Dubai's Manrre real estate fund eyes growth amid e-commerce boom

Dalma Capital-backed fund acquired Arabtec's staff facility in Dubai Investments Park under a sale-and-leaseback model

Manrre expects growth in Dubai.
Manrre expects growth in Dubai.

Dubai International Financial Centre-incorporated (DIFC) real estate investment company Manrre has published its first yearly results, reporting a total annualised return of 12.5%, including an 11.9% coupon paid to shareholders and a 0.6% increase in net asset value (NAV) per share.

The real estate investment fund – managed by Dubai-based investment company Dalma Capital – said growing demand from its tenants for warehouses, logistics facilities, and centralised kitchens, spurred by increasing activity in the e-commerce and tech sectors, contributed to the performance of the fund despite lowered real estate sentiment.
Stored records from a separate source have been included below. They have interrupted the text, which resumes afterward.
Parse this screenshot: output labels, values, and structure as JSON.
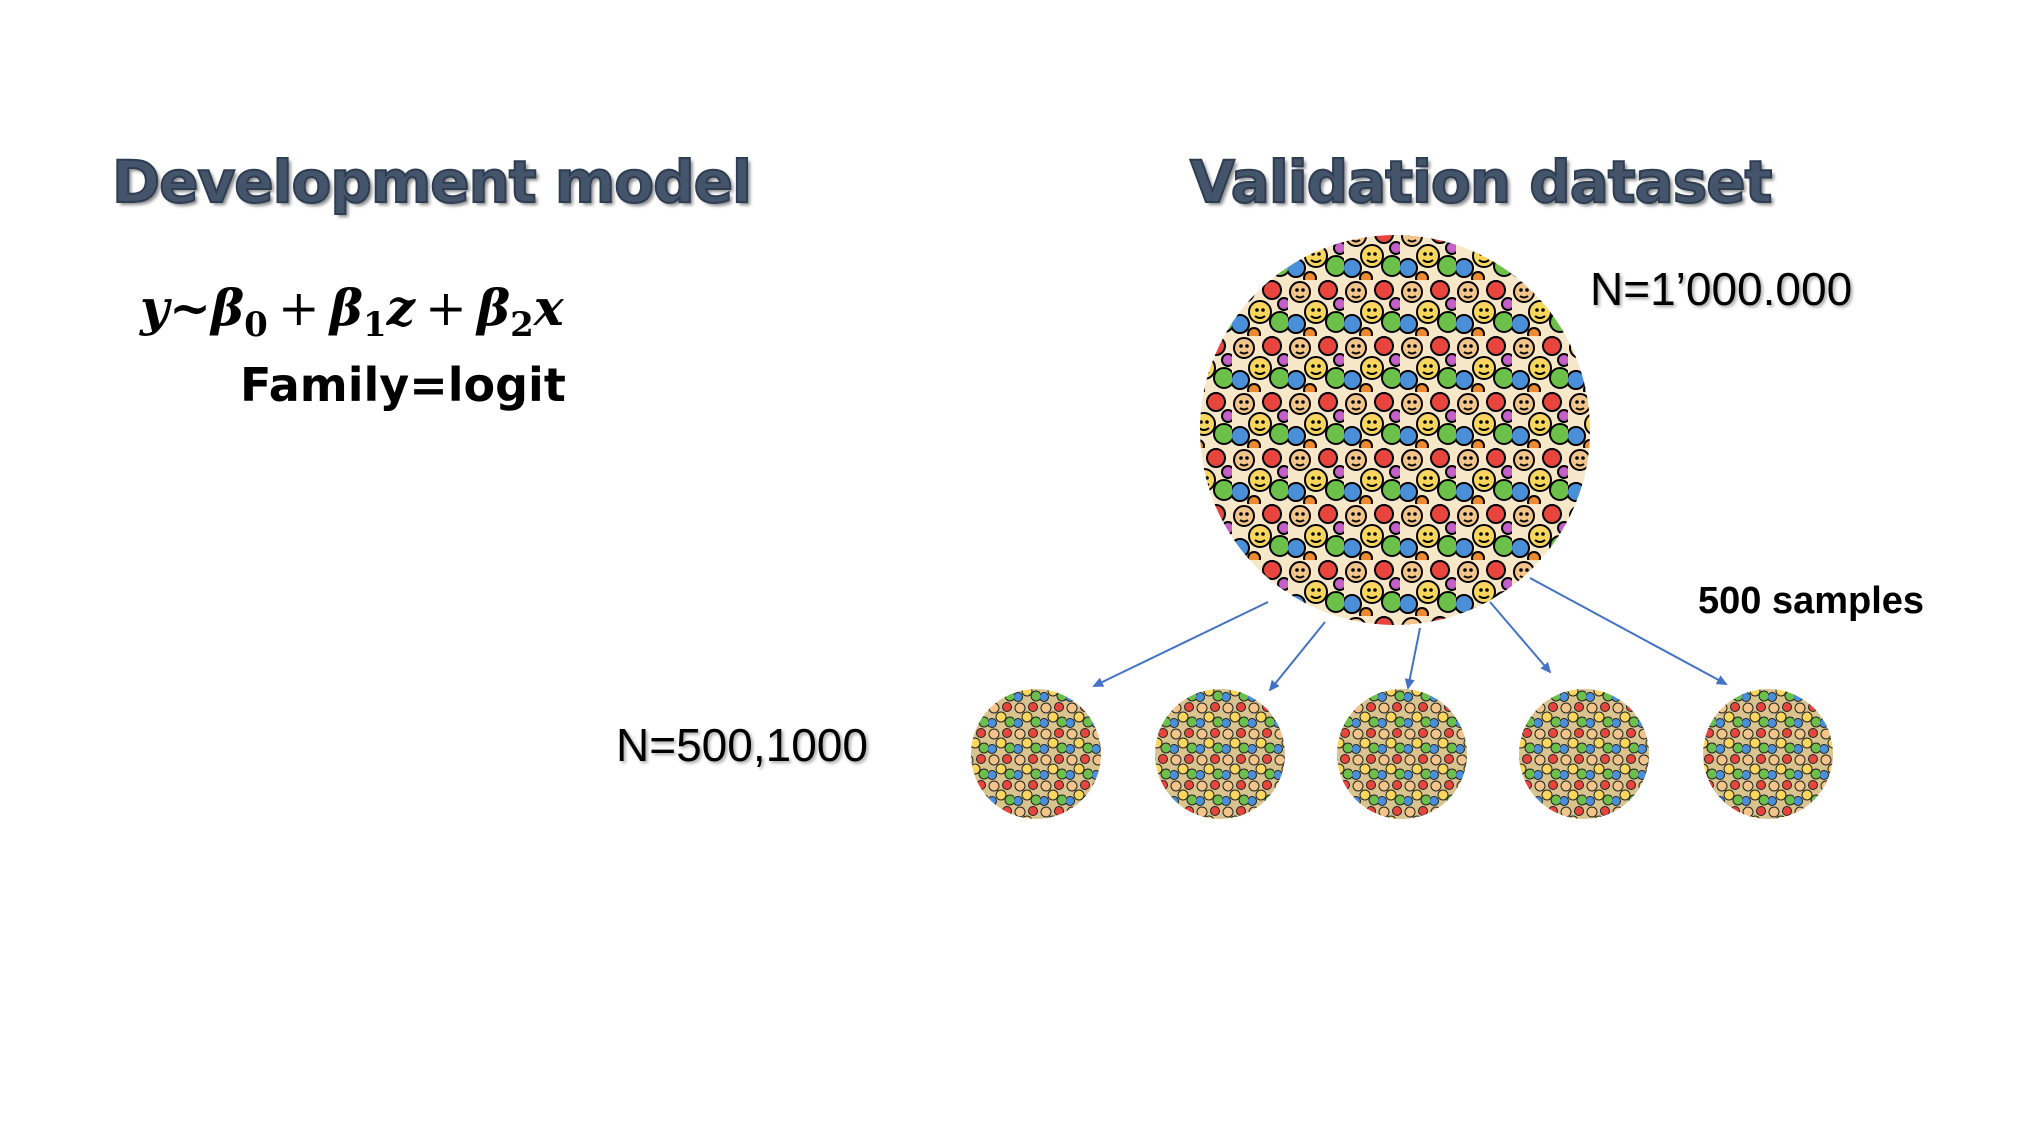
{
  "development": {
    "heading": "Development model",
    "formula": {
      "y": "y",
      "tilde": "~",
      "b0": "β",
      "b0_sub": "0",
      "plus1": "+",
      "b1": "β",
      "b1_sub": "1",
      "z": "z",
      "plus2": "+",
      "b2": "β",
      "b2_sub": "2",
      "x": "x"
    },
    "family": "Family=logit"
  },
  "validation": {
    "heading": "Validation dataset",
    "population_n": "N=1’000.000",
    "samples_label": "500 samples",
    "sample_n": "N=500,1000"
  },
  "colors": {
    "heading_fill": "#44546a",
    "arrow": "#4472c4"
  }
}
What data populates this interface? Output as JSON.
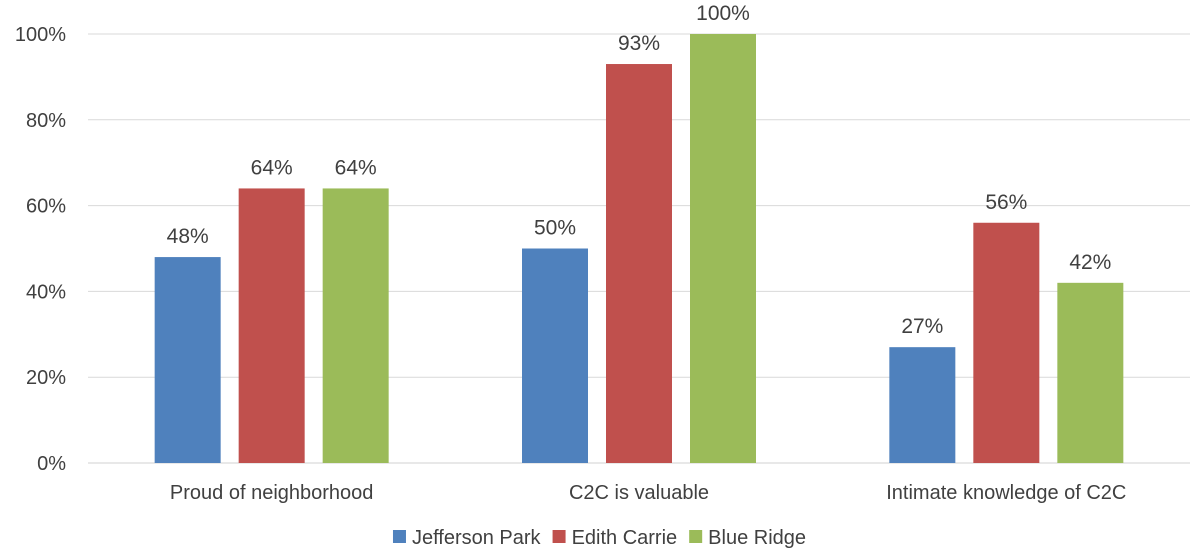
{
  "chart_data": {
    "type": "bar",
    "title": "",
    "xlabel": "",
    "ylabel": "",
    "categories": [
      "Proud of neighborhood",
      "C2C is valuable",
      "Intimate knowledge of C2C"
    ],
    "series": [
      {
        "name": "Jefferson Park",
        "values": [
          48,
          50,
          27
        ],
        "labels": [
          "48%",
          "50%",
          "27%"
        ],
        "color": "#4f81bd"
      },
      {
        "name": "Edith Carrie",
        "values": [
          64,
          93,
          56
        ],
        "labels": [
          "64%",
          "93%",
          "56%"
        ],
        "color": "#c0504d"
      },
      {
        "name": "Blue Ridge",
        "values": [
          64,
          100,
          42
        ],
        "labels": [
          "64%",
          "100%",
          "42%"
        ],
        "color": "#9bbb59"
      }
    ],
    "ylim": [
      0,
      100
    ],
    "yticks": [
      "0%",
      "20%",
      "40%",
      "60%",
      "80%",
      "100%"
    ],
    "grid": true,
    "legend_position": "bottom"
  }
}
The company said in a statement that its acquisition of Arabtec’s staff accommodation facility in Dubai Investments Park under a sale-and-leaseback model had contributed to the fund's success. 

Commenting on market trends, chief executive officer of Dalma Capital, Zachary Cefaratti, said: “The logistics and industrial real estate sectors are benefiting from the regional e-commerce boom, underpinned by the launch of Noon and As we have seen in other markets, when retail spending behaviour shifts to online shopping, real-estate demand shifts from retail centres to warehouses.

“The 21st century mall is an Amazon fulfilment centre.”